Hammond’s immediate predecessor, George Osborne, did not appear to have followed that dictum. During his six-year tenure, he made three huge interventions, the repercussions of which are still being felt, in pricing and the delivery of homes.

His first was Help to Buy (HTB). The scheme, whereby the taxpayer provides an equity loan of up to 20% of the price of a new home (and 40% in London), has been criticised by many politicians and observers for stoking prices. It was introduced in 2013 and, probably to its credit, briefly helped break the log jam in higher loan-to-value mortgages for first-time buyers (FTBs). I am far from alone in the view it has become something of a monster that housebuilders cannot wean themselves off (“Help to Buy junkies” was the description in last month’s Property Week column by former Tory grandee Steve Norris).

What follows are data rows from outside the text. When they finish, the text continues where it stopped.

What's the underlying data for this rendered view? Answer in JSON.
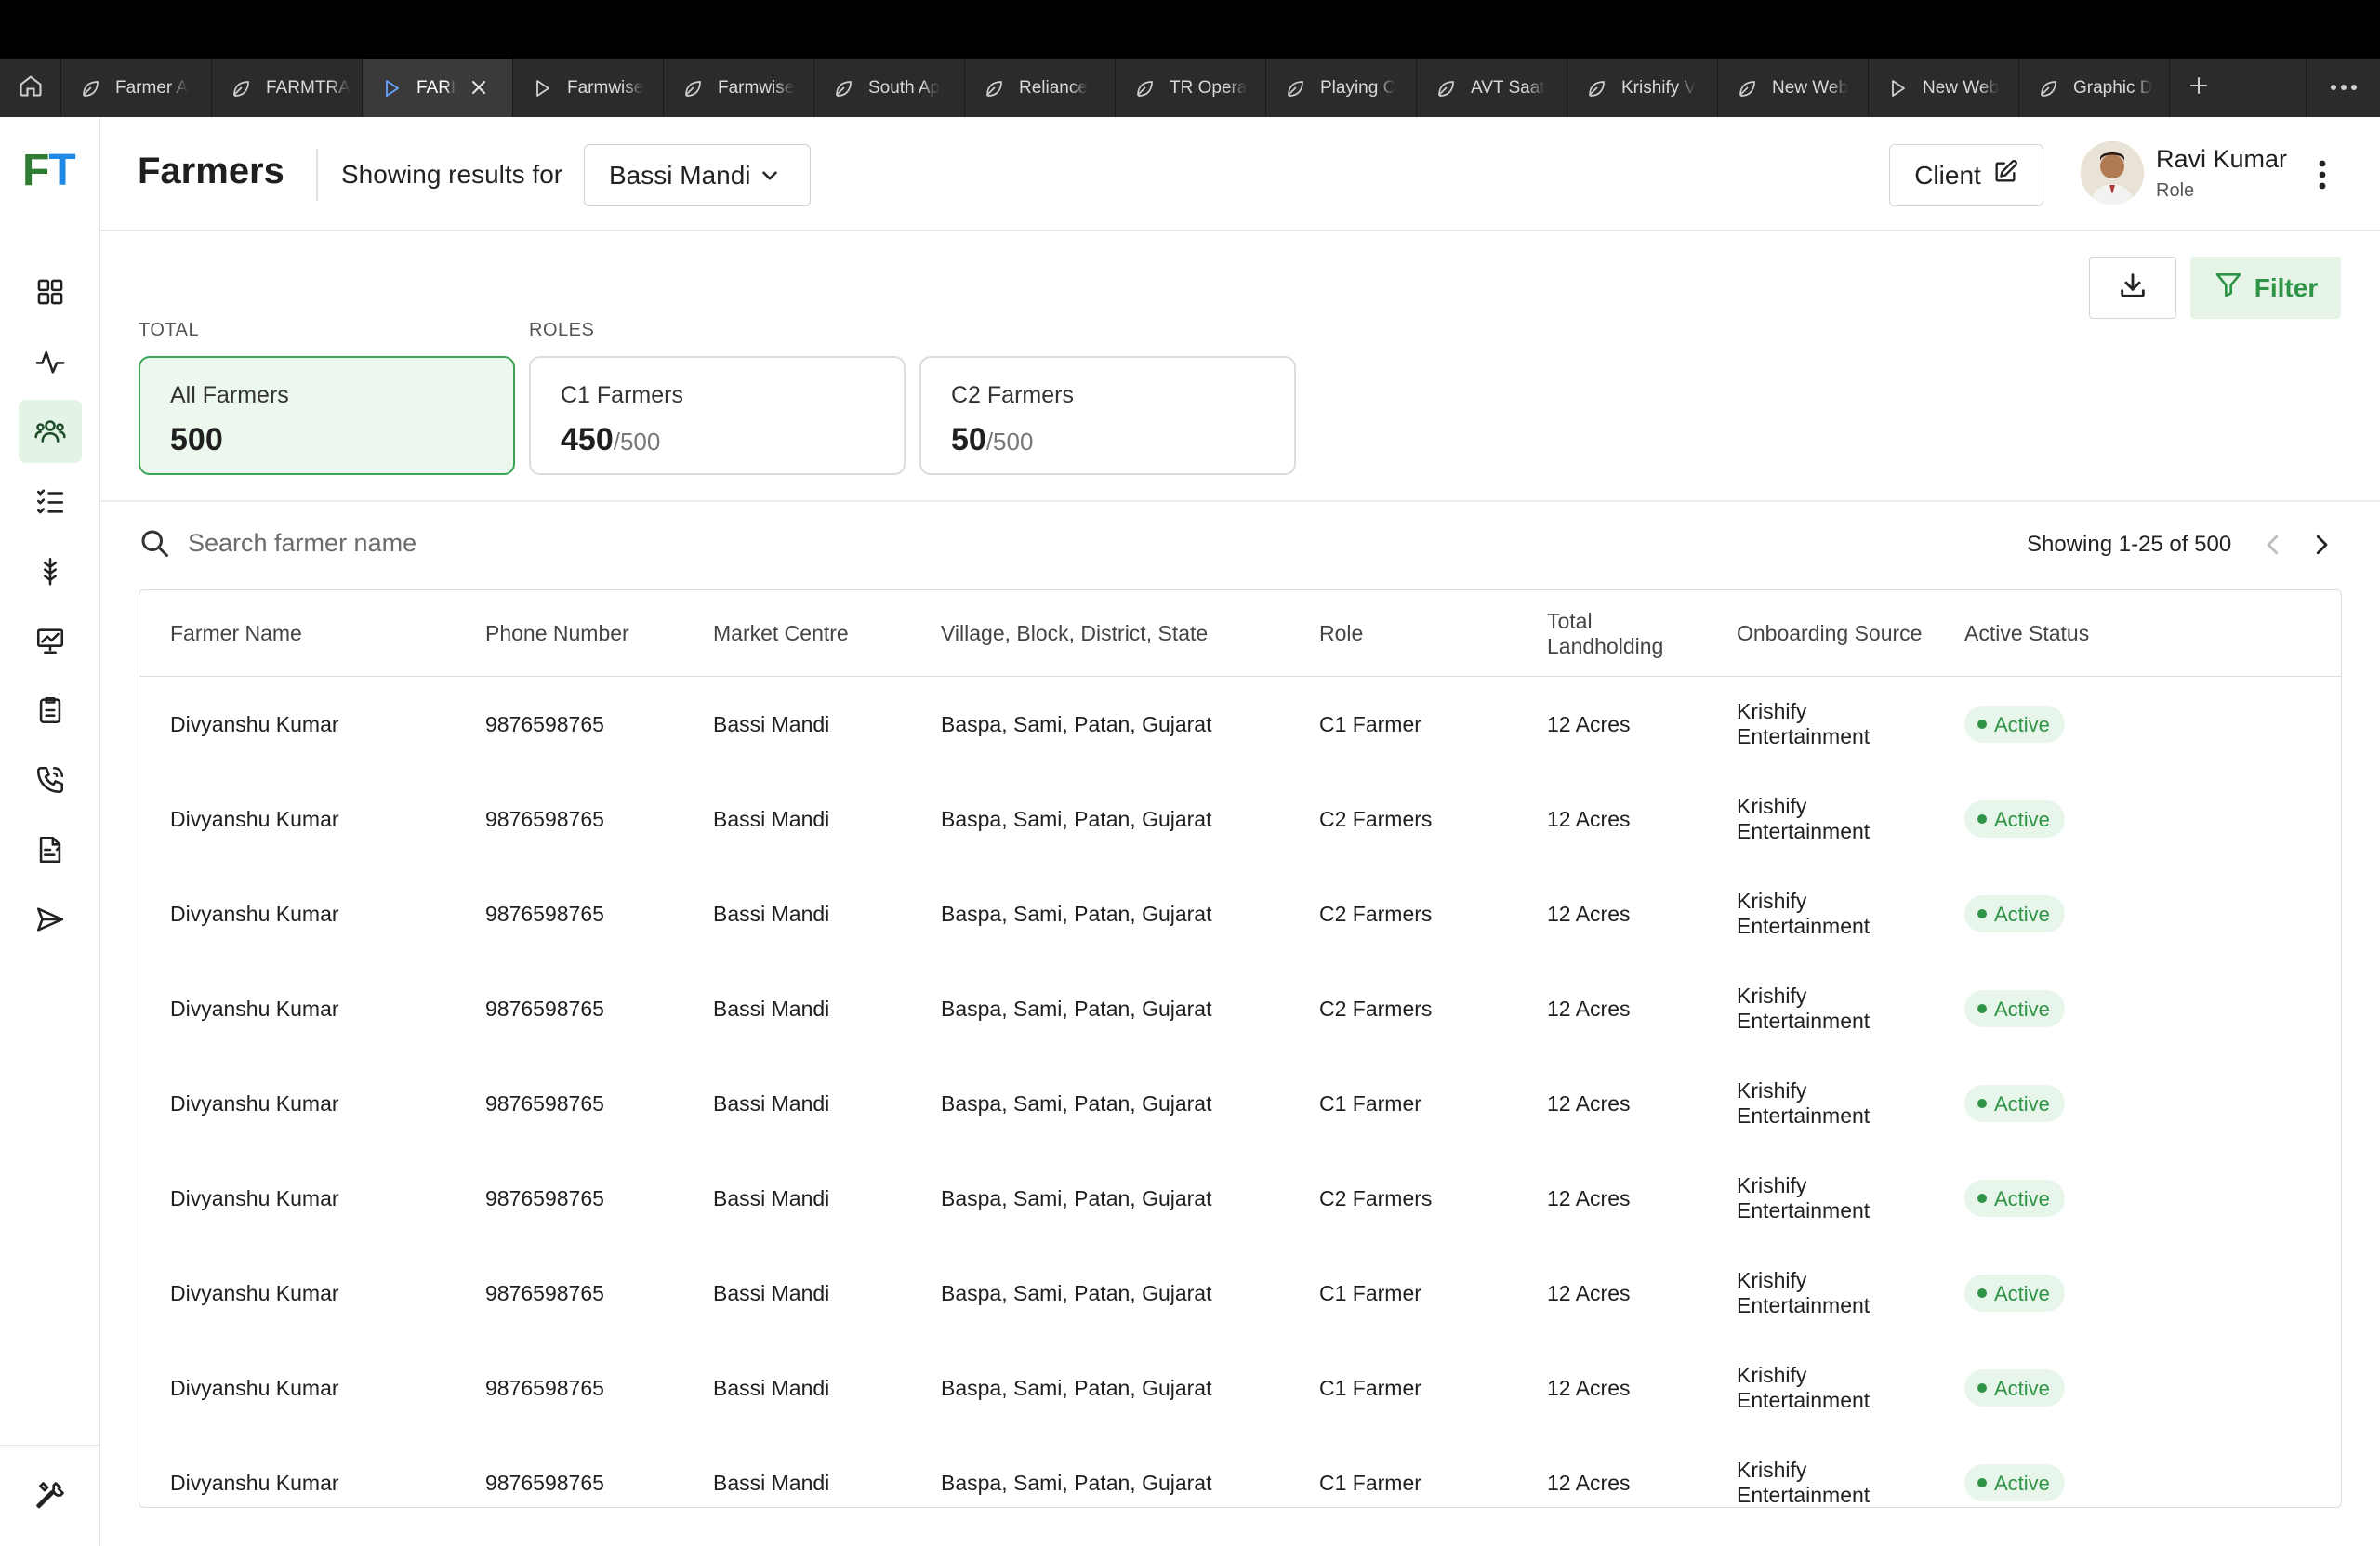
{
  "tabs": [
    {
      "label": "Farmer A",
      "icon": "leaf-icon"
    },
    {
      "label": "FARMTRA",
      "icon": "leaf-icon"
    },
    {
      "label": "FARI",
      "icon": "play-icon",
      "active": true
    },
    {
      "label": "Farmwise",
      "icon": "play-icon"
    },
    {
      "label": "Farmwise",
      "icon": "leaf-icon"
    },
    {
      "label": "South Ap",
      "icon": "leaf-icon"
    },
    {
      "label": "Reliance",
      "icon": "leaf-icon"
    },
    {
      "label": "TR Opera",
      "icon": "leaf-icon"
    },
    {
      "label": "Playing C",
      "icon": "leaf-icon"
    },
    {
      "label": "AVT Saat",
      "icon": "leaf-icon"
    },
    {
      "label": "Krishify V",
      "icon": "leaf-icon"
    },
    {
      "label": "New Web",
      "icon": "leaf-icon"
    },
    {
      "label": "New Web",
      "icon": "play-icon"
    },
    {
      "label": "Graphic D",
      "icon": "leaf-icon"
    }
  ],
  "sidebar": {
    "logo": {
      "f": "F",
      "t": "T"
    },
    "items": [
      "dashboard-icon",
      "activity-icon",
      "farmers-icon",
      "tasks-icon",
      "crop-icon",
      "presentation-icon",
      "clipboard-icon",
      "phone-icon",
      "reports-icon",
      "send-icon"
    ],
    "active_index": 2,
    "bottom": "tools-icon"
  },
  "header": {
    "title": "Farmers",
    "showing_label": "Showing results for",
    "location": "Bassi Mandi",
    "client_label": "Client",
    "user_name": "Ravi Kumar",
    "user_role": "Role"
  },
  "toolbar": {
    "filter_label": "Filter"
  },
  "summary": {
    "total_label": "TOTAL",
    "roles_label": "ROLES",
    "cards": [
      {
        "title": "All Farmers",
        "value": "500",
        "of": ""
      },
      {
        "title": "C1 Farmers",
        "value": "450",
        "of": "/500"
      },
      {
        "title": "C2 Farmers",
        "value": "50",
        "of": "/500"
      }
    ]
  },
  "search": {
    "placeholder": "Search farmer name"
  },
  "pagination": {
    "text": "Showing 1-25 of 500"
  },
  "table": {
    "columns": [
      "Farmer Name",
      "Phone Number",
      "Market Centre",
      "Village, Block, District, State",
      "Role",
      "Total Landholding",
      "Onboarding Source",
      "Active Status"
    ],
    "rows": [
      [
        "Divyanshu Kumar",
        "9876598765",
        "Bassi Mandi",
        "Baspa, Sami, Patan, Gujarat",
        "C1 Farmer",
        "12 Acres",
        "Krishify Entertainment",
        "Active"
      ],
      [
        "Divyanshu Kumar",
        "9876598765",
        "Bassi Mandi",
        "Baspa, Sami, Patan, Gujarat",
        "C2 Farmers",
        "12 Acres",
        "Krishify Entertainment",
        "Active"
      ],
      [
        "Divyanshu Kumar",
        "9876598765",
        "Bassi Mandi",
        "Baspa, Sami, Patan, Gujarat",
        "C2 Farmers",
        "12 Acres",
        "Krishify Entertainment",
        "Active"
      ],
      [
        "Divyanshu Kumar",
        "9876598765",
        "Bassi Mandi",
        "Baspa, Sami, Patan, Gujarat",
        "C2 Farmers",
        "12 Acres",
        "Krishify Entertainment",
        "Active"
      ],
      [
        "Divyanshu Kumar",
        "9876598765",
        "Bassi Mandi",
        "Baspa, Sami, Patan, Gujarat",
        "C1 Farmer",
        "12 Acres",
        "Krishify Entertainment",
        "Active"
      ],
      [
        "Divyanshu Kumar",
        "9876598765",
        "Bassi Mandi",
        "Baspa, Sami, Patan, Gujarat",
        "C2 Farmers",
        "12 Acres",
        "Krishify Entertainment",
        "Active"
      ],
      [
        "Divyanshu Kumar",
        "9876598765",
        "Bassi Mandi",
        "Baspa, Sami, Patan, Gujarat",
        "C1 Farmer",
        "12 Acres",
        "Krishify Entertainment",
        "Active"
      ],
      [
        "Divyanshu Kumar",
        "9876598765",
        "Bassi Mandi",
        "Baspa, Sami, Patan, Gujarat",
        "C1 Farmer",
        "12 Acres",
        "Krishify Entertainment",
        "Active"
      ],
      [
        "Divyanshu Kumar",
        "9876598765",
        "Bassi Mandi",
        "Baspa, Sami, Patan, Gujarat",
        "C1 Farmer",
        "12 Acres",
        "Krishify Entertainment",
        "Active"
      ]
    ]
  },
  "colors": {
    "accent": "#2e9446",
    "active_badge_bg": "#e8f5ea",
    "tabstrip": "#2b2b2b"
  }
}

I have yet to see any convincing evidence against my recent study for Stockdale Securities that indicated HTB has pushed up prices of new-build homes, particularly for FTBs; I had better not rekindle my contention that, four years on, it has not pushed up delivery of homes much above what developers were already planning for fear of prompting another angry missive from the Home Builders Federation.

Social housing own goal

Osborne’s second big intervention in 2015 chopped the legs from under the largest housing associations’ development plans, by tearing up his own 10-year formula for annual social rent rises. This had been set in 2013 at inflation plus 1% for 10 years, but was replaced with four years of annual 1% actual cuts.

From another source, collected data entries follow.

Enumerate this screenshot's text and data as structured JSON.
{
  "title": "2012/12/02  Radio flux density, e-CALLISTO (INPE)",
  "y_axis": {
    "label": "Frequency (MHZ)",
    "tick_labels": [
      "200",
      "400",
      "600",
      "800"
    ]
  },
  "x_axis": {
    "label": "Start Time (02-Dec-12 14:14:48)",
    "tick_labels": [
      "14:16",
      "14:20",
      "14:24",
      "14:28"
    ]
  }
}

This saved the Treasury £1.5bn but, at least temporarily, put the kibosh on their financing of imminent building plans, resulting in predictions of a consequent shortfall of new affordable homes ranging from 14,000 (Office for Budget Responsibility) to at least 27,000 (National Housing Federation).

Budget

Some of the more enterprising housing associations have rejigged their financial models to mitigate the impact, but this has resulted in a higher proportion of their lowered volumes being taken up by more profitable, but pricy, shared ownership housing. Communities secretary Sajid Javid recently prompted sighs of relief in the sector when he announced a return to rent increases, but only after the four-year process has finished.

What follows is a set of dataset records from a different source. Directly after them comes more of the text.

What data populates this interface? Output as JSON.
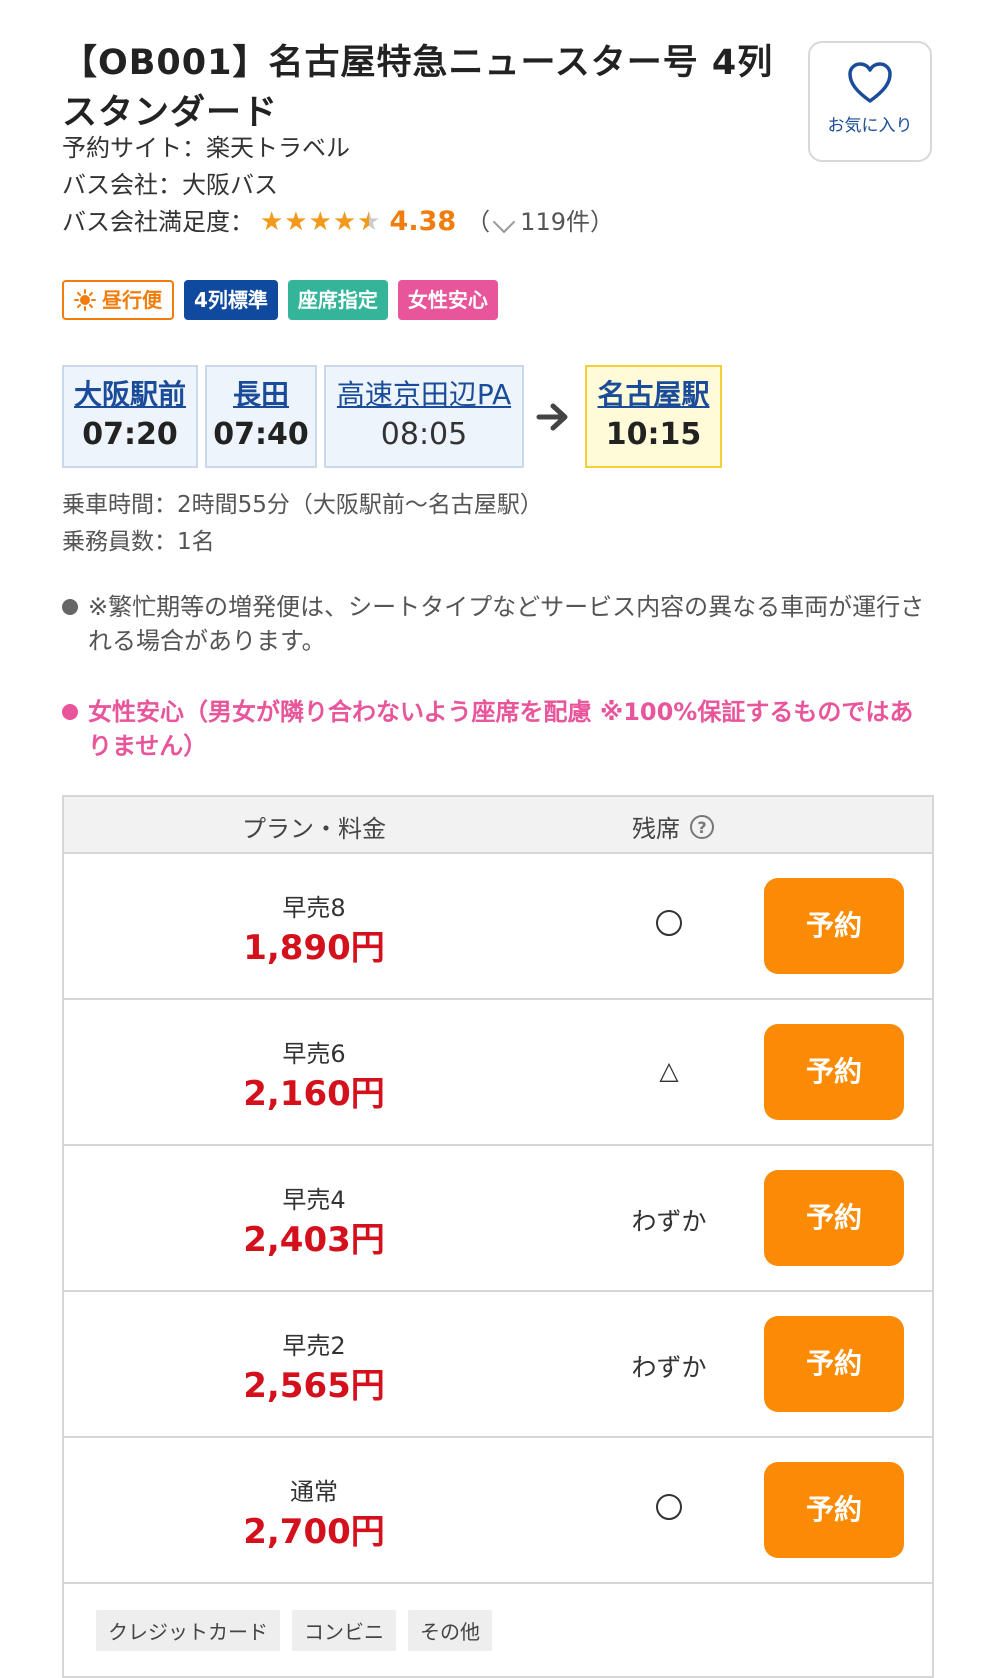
{
  "header": {
    "title": "【OB001】名古屋特急ニュースター号 4列スタンダード",
    "favorite_label": "お気に入り"
  },
  "meta": {
    "site": "予約サイト：楽天トラベル",
    "company": "バス会社：大阪バス",
    "satisfaction_label": "バス会社満足度：",
    "rating": 4.38,
    "rating_text": "4.38",
    "review_count_open": "（",
    "review_count": "119件）"
  },
  "tags": [
    {
      "label": "昼行便",
      "icon": "sun-icon"
    },
    {
      "label": "4列標準"
    },
    {
      "label": "座席指定"
    },
    {
      "label": "女性安心"
    }
  ],
  "route": {
    "stops": [
      {
        "name": "大阪駅前",
        "time": "07:20"
      },
      {
        "name": "長田",
        "time": "07:40"
      },
      {
        "name": "高速京田辺PA",
        "time": "08:05"
      }
    ],
    "destination": {
      "name": "名古屋駅",
      "time": "10:15"
    }
  },
  "info": {
    "duration": "乗車時間：2時間55分（大阪駅前〜名古屋駅）",
    "crew": "乗務員数：1名"
  },
  "notes": {
    "extra_bus": "※繁忙期等の増発便は、シートタイプなどサービス内容の異なる車両が運行される場合があります。",
    "ladies": "女性安心（男女が隣り合わないよう座席を配慮 ※100%保証するものではありません）"
  },
  "plans": {
    "header_plan": "プラン・料金",
    "header_seats": "残席",
    "help_icon": "question-icon",
    "reserve_label": "予約",
    "rows": [
      {
        "name": "早売8",
        "price": "1,890円",
        "availability": "○"
      },
      {
        "name": "早売6",
        "price": "2,160円",
        "availability": "△"
      },
      {
        "name": "早売4",
        "price": "2,403円",
        "availability": "わずか"
      },
      {
        "name": "早売2",
        "price": "2,565円",
        "availability": "わずか"
      },
      {
        "name": "通常",
        "price": "2,700円",
        "availability": "○"
      }
    ],
    "payments": [
      "クレジットカード",
      "コンビニ",
      "その他"
    ]
  },
  "colors": {
    "accent_orange": "#fb8b05",
    "price_red": "#d3101c",
    "link_blue": "#1a4c9a",
    "star": "#f29a1b",
    "pink": "#e8559b"
  }
}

Broadside number three was the realignment of stamp duty, with houses below £1m requiring less and those above, more. All very egalitarian in intent. In practice, it has gummed up the market. Among the unintended effects has been that downsizers have struggled to sell homes to families who found it hard to scrape together tens of thousands in tax for modest suburban homes in London.

Hammond has the ingredients for a major supply-side response. The key components are laid out in the housing white paper. It is a multi-pronged, multi-tenure approach aimed primarily at volume growth, involving build-to-rent, various hues of social housing, even council house building and, yes, private ownership.

But the best approach to the latter is that the market will ultimately look after itself. Hammond will do well to remember Margaret Thatcher’s own famed injunction: “You can’t buck the market. If you try, the market will buck you.”